Patients with locally advanced squamous head and neck squamous cell carcinomas were enrolled in a two-arm, randomized, open-label, Phase III trial to investigate the efficacy and toxicity of addition of Nimotuzumab during concurrent chemoradiation.

The primary objective is to determine PFS and secondary objectives are locoregional control (LRC), disease-free survival (DFS), overall survival (OS), treatment compliance, adverse events, and quality of life.

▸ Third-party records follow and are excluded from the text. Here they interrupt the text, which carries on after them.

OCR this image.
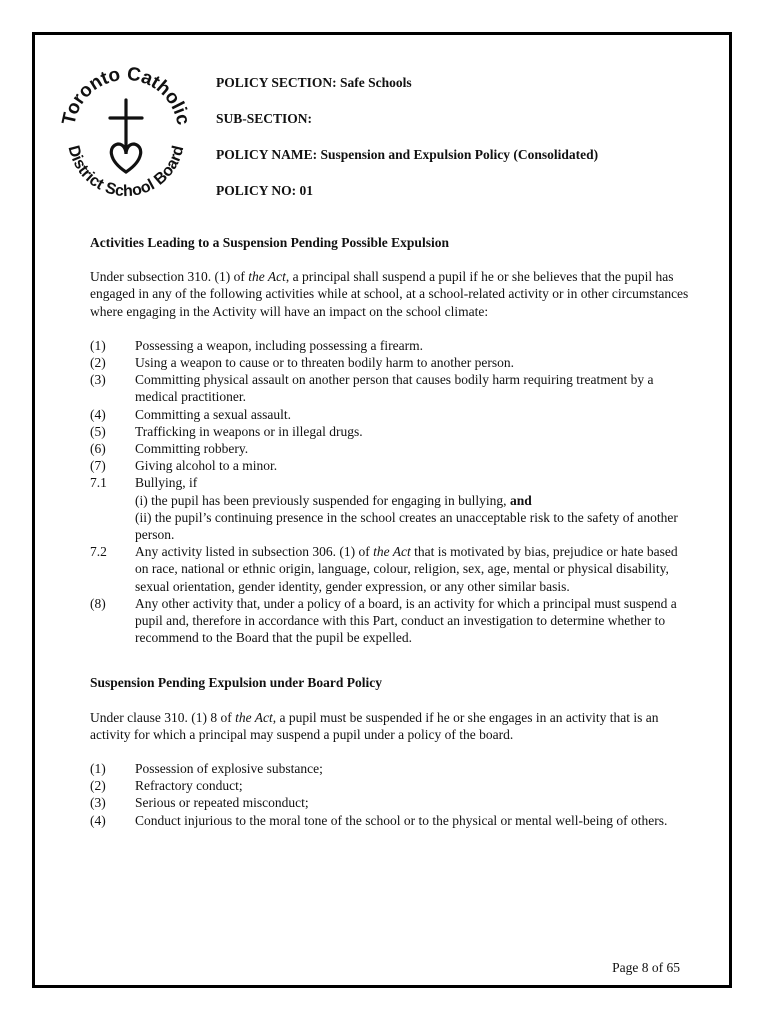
Toronto Catholic
District School Board
POLICY SECTION: Safe Schools
SUB-SECTION:
POLICY NAME: Suspension and Expulsion Policy (Consolidated)
POLICY NO: 01

Activities Leading to a Suspension Pending Possible Expulsion

Under subsection 310. (1) of the Act, a principal shall suspend a pupil if he or she believes that the pupil has engaged in any of the following activities while at school, at a school-related activity or in other circumstances where engaging in the Activity will have an impact on the school climate:

(1)	Possessing a weapon, including possessing a firearm.
(2)	Using a weapon to cause or to threaten bodily harm to another person.
(3)	Committing physical assault on another person that causes bodily harm requiring treatment by a medical practitioner.
(4)	Committing a sexual assault.
(5)	Trafficking in weapons or in illegal drugs.
(6)	Committing robbery.
(7)	Giving alcohol to a minor.
7.1	Bullying, if
(i) the pupil has been previously suspended for engaging in bullying, and
(ii) the pupil’s continuing presence in the school creates an unacceptable risk to the safety of another person.
7.2	Any activity listed in subsection 306. (1) of the Act that is motivated by bias, prejudice or hate based on race, national or ethnic origin, language, colour, religion, sex, age, mental or physical disability, sexual orientation, gender identity, gender expression, or any other similar basis.
(8)	Any other activity that, under a policy of a board, is an activity for which a principal must suspend a pupil and, therefore in accordance with this Part, conduct an investigation to determine whether to recommend to the Board that the pupil be expelled.

Suspension Pending Expulsion under Board Policy

Under clause 310. (1) 8 of the Act, a pupil must be suspended if he or she engages in an activity that is an activity for which a principal may suspend a pupil under a policy of the board.

(1)	Possession of explosive substance;
(2)	Refractory conduct;
(3)	Serious or repeated misconduct;
(4)	Conduct injurious to the moral tone of the school or to the physical or mental well-being of others.
Page 8 of 65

● Radiotherapy: 46-70 Gy , 5 days a week, for 6.5 to 7 weeks in both arms
● Cisplatin: 30 mg/m2 weekly
● Nimotuzumab: 200 mg weekly

Inclusion criteria:
● Adult patients with newly diagnosed, treatment naive, nonmetastatic, stage III or IV LAHNSCC arising in the oropharynx, larynx, hypopharynx, or oral cavity
● Karnofsky performance status ≥70
● Adequate hematologic, renal, and hepatic function

The Addition of Nimotuzumab to Chemoradiation Improves PFS, LRC and DFS

There were 134 and 101 patients in the Chemoradiation (CRT) and Nimotuzumab + Chemoradiation arm (NCRT) arm, respectively, who had disease progression. The PFS was significantly longer in NCRT arm (HR=0.69; 95% CI, 0.53-0.89; P = 0.004).



Furthermore, the addition of nimotuzumab led to a consistent benefit across all subgroups.



Nimotuzumab also improved the secondary endpoints:
A. LRC: NCRT arm had a 33% reduction (HR=0.67; 95% CI, 0.50-0.89; P =.006) in the risk of locoregional failure.
B. DFS: NCRT arm had a smaller hazard of disease recurrence by 29% (HR=0.71; 95% CI, 0.55-0.92; P =.008).
C. OS: NCRT arm had a lower mortality number (HR=0.84; 95% CI, 0.65-1.08; P =.163).

Nimotuzumab is safe and well-tolerated

The safety of Nimotuzumab in cancer patients is very well-known compared to other agents, (including other EGFR-mAbs) and it can be seen in many completed clinical trials. In this trial, the same conclusion was observed that almost all adverse events occurred with similar frequency in the 2 arms. With the exception of grade ≥3 mucositis, however it did not hamper the treatment delivery. This can be explained by the gastro-intestinal tract’s higher density of EGFR receptor than skin and other normal organs.